I was an electronic technician in the Navy where I suppose my formal training fixed me as a fixer.

After the Navy I worked for the Navy department, first as an inspector looking for defects

and then later I was given my own test lab where I was able to test hundreds of broken components.

Unfortunately, they closed the Naval Ordnance Plant Forest Park (NOPF) and with daughter in tow, I moved back home and went to college.

I fixed the college with a three times weekly newsletter I called the TNT (Today's News Today)

While at MVCC, I figured out the operating Principle of the Universe. Well, part of it.

We cut classes one day and went to the Chicago Museum of Science and Industry and while I was walking around the Hall of Mathematics

I came across a huge box in the middle of the aisle with slots cut into its sides so that one could look inside.

Looking inside I heard beautiful music and saw blackness.

In the blackness I saw moving geometrical shapes sweeping from side to side.

Triangles, squars trapazoids, circles,

all of which were changing shape as they moved from one end to the other.

At first I had to find out how they did it.

They strung strings from side to side,

grouped such that a cross section of a particular group looked like a triangle, and so on.

Then they played a slit of light on the strings which illuminated the cross section.

Then they moved the light and the changing angles went from a line to a rectangle to a square and then back to a line, and so on.

It was fascinating.
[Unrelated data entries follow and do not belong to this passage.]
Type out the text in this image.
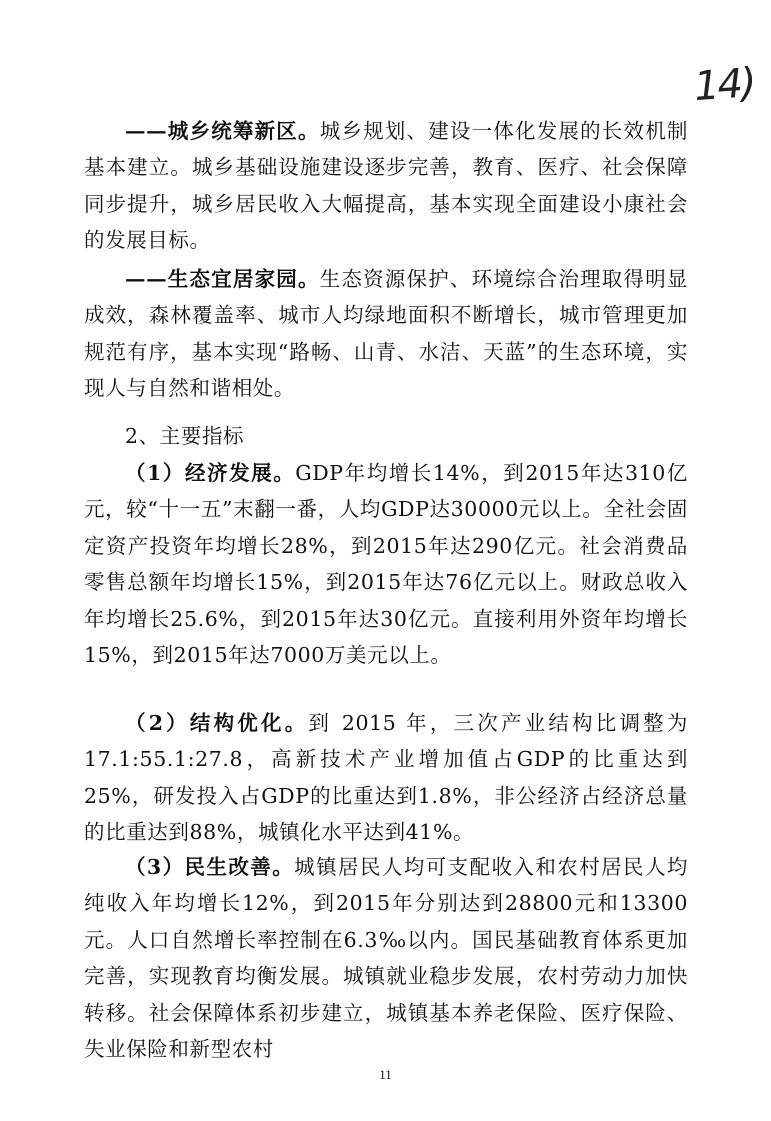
14)

——城乡统筹新区。城乡规划、建设一体化发展的长效机制基本建立。城乡基础设施建设逐步完善，教育、医疗、社会保障同步提升，城乡居民收入大幅提高，基本实现全面建设小康社会的发展目标。

——生态宜居家园。生态资源保护、环境综合治理取得明显成效，森林覆盖率、城市人均绿地面积不断增长，城市管理更加规范有序，基本实现“路畅、山青、水洁、天蓝”的生态环境，实现人与自然和谐相处。

2、主要指标

（1）经济发展。GDP年均增长14%，到2015年达310亿元，较“十一五”末翻一番，人均GDP达30000元以上。全社会固定资产投资年均增长28%，到2015年达290亿元。社会消费品零售总额年均增长15%，到2015年达76亿元以上。财政总收入年均增长25.6%，到2015年达30亿元。直接利用外资年均增长15%，到2015年达7000万美元以上。

（2）结构优化。到 2015 年，三次产业结构比调整为17.1:55.1:27.8，高新技术产业增加值占GDP的比重达到25%，研发投入占GDP的比重达到1.8%，非公经济占经济总量的比重达到88%，城镇化水平达到41%。

（3）民生改善。城镇居民人均可支配收入和农村居民人均纯收入年均增长12%，到2015年分别达到28800元和13300元。人口自然增长率控制在6.3‰以内。国民基础教育体系更加完善，实现教育均衡发展。城镇就业稳步发展，农村劳动力加快转移。社会保障体系初步建立，城镇基本养老保险、医疗保险、失业保险和新型农村

11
After a while something happened inside my head.

It was as if the light came inside my head and lit my mind up.

Suddenly I knew something I never knew before.

I wanted to write it down, since poetry was my thing at that time, and not knowing that such things cannot be written down,

I did it.

As we were leaving the museum, I thought of the coin, and how the whole coin is made of the two sides or parts.

The sides of a coin make up the whole coin. I thought that had said it.

But it didn't take me very long to realize that I already knew that.

In fact everyone knows that. And what happened to me was something I didn't know.

So, my act of genius was merely to think "there must be more to it."

and sure enough, by the time we got to our car in the parking lot,

it occured to me that there is an inbetween the two sides of every coin.

In other words there are three sides to every coin.

That was new enough for me.

At some point I decided that this principle was universal.

I think it came with the original insight.

The rest of the story is about my search for others saying the same thing.